Although Alaska Gov. Sarah Palin has narrowed the field of gasline contenders to one — TransCanada — through the Alaska Gasline Inducement Act (AGIA) process, the door has reopened to a previously rejected candidate. Producer ConocoPhillips also is still in the hunt with its non-AGIA proposal, and a former governor told NGI that a rethink of the project is in order on a number of fronts.
“What I’m saying is that some of the things that people think have already been decided need to be reconsidered, let’s put it that way,” former Alaska governor Steve Cowper told NGI. He was the state’s governor from 1986 to 1989 and is a former chairman of the Interstate Oil and Gas Compact Commission. The main thing he has in mind is a different route to bring North Slope gas to the Lower 48.
“It would probably serve some useful purpose for there to be a reconsideration of shipping North Slope gas across the top to the Mackenzie Pipeline,” Cowper said. “It would upset a lot of apple carts, but if we’re speaking about addressing incremental gas needs just in time, that would seem to be a lot easier done than this big bullet pipe.”

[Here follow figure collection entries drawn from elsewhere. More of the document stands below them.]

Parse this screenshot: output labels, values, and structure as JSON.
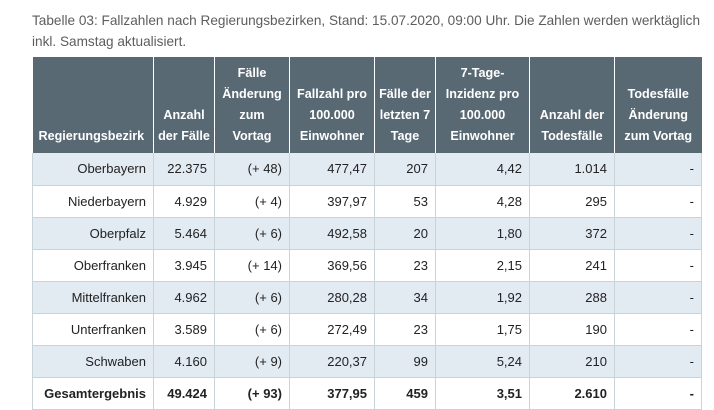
{
  "caption": "Tabelle 03: Fallzahlen nach Regierungsbezirken, Stand: 15.07.2020, 09:00 Uhr. Die Zahlen werden werktäglich inkl. Samstag aktualisiert.",
  "table": {
    "headers": [
      "Regierungsbezirk",
      "Anzahl der Fälle",
      "Fälle Änderung zum Vortag",
      "Fallzahl pro 100.000 Einwohner",
      "Fälle der letzten 7 Tage",
      "7-Tage-Inzidenz pro 100.000 Einwohner",
      "Anzahl der Todesfälle",
      "Todesfälle Änderung zum Vortag"
    ],
    "rows": [
      [
        "Oberbayern",
        "22.375",
        "(+ 48)",
        "477,47",
        "207",
        "4,42",
        "1.014",
        "-"
      ],
      [
        "Niederbayern",
        "4.929",
        "(+ 4)",
        "397,97",
        "53",
        "4,28",
        "295",
        "-"
      ],
      [
        "Oberpfalz",
        "5.464",
        "(+ 6)",
        "492,58",
        "20",
        "1,80",
        "372",
        "-"
      ],
      [
        "Oberfranken",
        "3.945",
        "(+ 14)",
        "369,56",
        "23",
        "2,15",
        "241",
        "-"
      ],
      [
        "Mittelfranken",
        "4.962",
        "(+ 6)",
        "280,28",
        "34",
        "1,92",
        "288",
        "-"
      ],
      [
        "Unterfranken",
        "3.589",
        "(+ 6)",
        "272,49",
        "23",
        "1,75",
        "190",
        "-"
      ],
      [
        "Schwaben",
        "4.160",
        "(+ 9)",
        "220,37",
        "99",
        "5,24",
        "210",
        "-"
      ]
    ],
    "total": [
      "Gesamtergebnis",
      "49.424",
      "(+ 93)",
      "377,95",
      "459",
      "3,51",
      "2.610",
      "-"
    ]
  },
  "colors": {
    "header_bg": "#596974",
    "row_alt_bg": "#e3ebf2",
    "border": "#c9d3da",
    "caption_text": "#5d5d5d"
  }
}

The Mackenzie Gas Project pipeline would ship as much as 1.9 Bcf/d across 750 miles from the Mackenzie Delta south to the Beaufort Sea Coast. However, the project has suffered multiple delays, with its fate tied to efforts of a producer consortium. Late last year the Canadian government opened a new round of financing discussions for the project but stressed that no public money would be available (see NGI, Dec. 24, 2007).
Cowper said he’s worried that 4-5 Bcf/d of gas coming from the North Slope to the Lower 48 in one slug would flood the market and wreck producer netbacks. A route over to the proposed Mackenzie Pipeline would allow the gas to be more easily digested by Canada and the United States, he thinks. As for laying pipe through the Arctic National Wildlife Refuge, “Given the need for gas in this country, I think you could get the votes to do it,” he said.
Piping Alaska gas to Mackenzie “would put the Mackenzie line in a different light,” Cowper said. “It just seems like something that would be able to address the projected needs without having an excessive amount of gas that you would need to get rid of. Unless your distribution system has been set up in advance to get the gas where it needs to be, you’re going too have a depressed price structure where that gas hits the market.”
To be clear, Cowper, who is currently chairman of energy services and engineering company Wescorp Energy Inc., could best be described as an informed observer of the gasline wrangling, not a player in the process. However, his producer relationships and experience with gasline development efforts go way back. And he’s quick to voice his support for Palin and her efforts to move a gasline forward.
“AGIA is a product of Gov. Sarah Palin, and I have to say this: There have been people who underestimated Sarah Palin, and most of them look like a train just ran over them. She is a person who is a very strong and adroit governor. And she inherited the [gasline] mess that was created by earlier administrations, in my opinion, Alaska administrations. Judged with that in mind, her decisions look pretty good to me,” Cowper said.
One of Palin’s decisions — to reject an all-Alaska gasline proposal from the Alaska Gasline Port Authority (AGPA) as incomplete (see NGI, Feb. 4) — is being revisited by lawmakers. Rep. Ralph Samuels (R-Anchorage) has asked Los Angeles-based consultancy Econ One to review the AGPA plan at the request of House Speaker John Harris (R-Valdez). Although Palin had promised AGIA would consider a liquefied natural gas terminal option as outlined in the rejected AGPA proposal, lawmakers said they were concerned such an option wouldn’t get an adequate review.
Earlier this month, ConocoPhillips said it was reassessing how to advance its pipeline plan to commercialize North Slope gas (see NGI, Feb. 18) despite the Palin administration’s decision not to consider the company’s proposal (see NGI, Jan. 14).
While ConocoPhillips stepped up with its non-AGIA proposal, the other North Slope producers, BP and ExxonMobil, have been standing aside of the AGIA process. Moving a project forward will depend upon getting the producers together on a plan to commercialize the North Slope reserves, Cowper said. “I don’t see how it’s ever going to work out until the producers agree among themselves as to how it’s going to work,” he said. “Some of them may have to be pushed.
“If the producers are not going to control the construction…if they’re not going to be in a position to control the [capital expenditure] on the line, then they’re going to want a price certain on the tariff. If TransCanada can deliver a price certain on the tariff, it’s kind of logical that the producers would sign up.”
And that’s what TransCanada would like to do, with the help of the U.S. government. The company is seeking a “bridge shipper commitment” that would put the federal government on the hook for pipeline capacity prior to the pipeline’s construction. The plan would be for producers to step up and take capacity and for the government to step back, as explained by TransCanada’s Tony Palmer, who is heading up the project. However, U.S. Sen. Ted Stevens (R-Alaska) warned that Congress would not support such an arrangement, and he urged the state to strike a deal with the producers.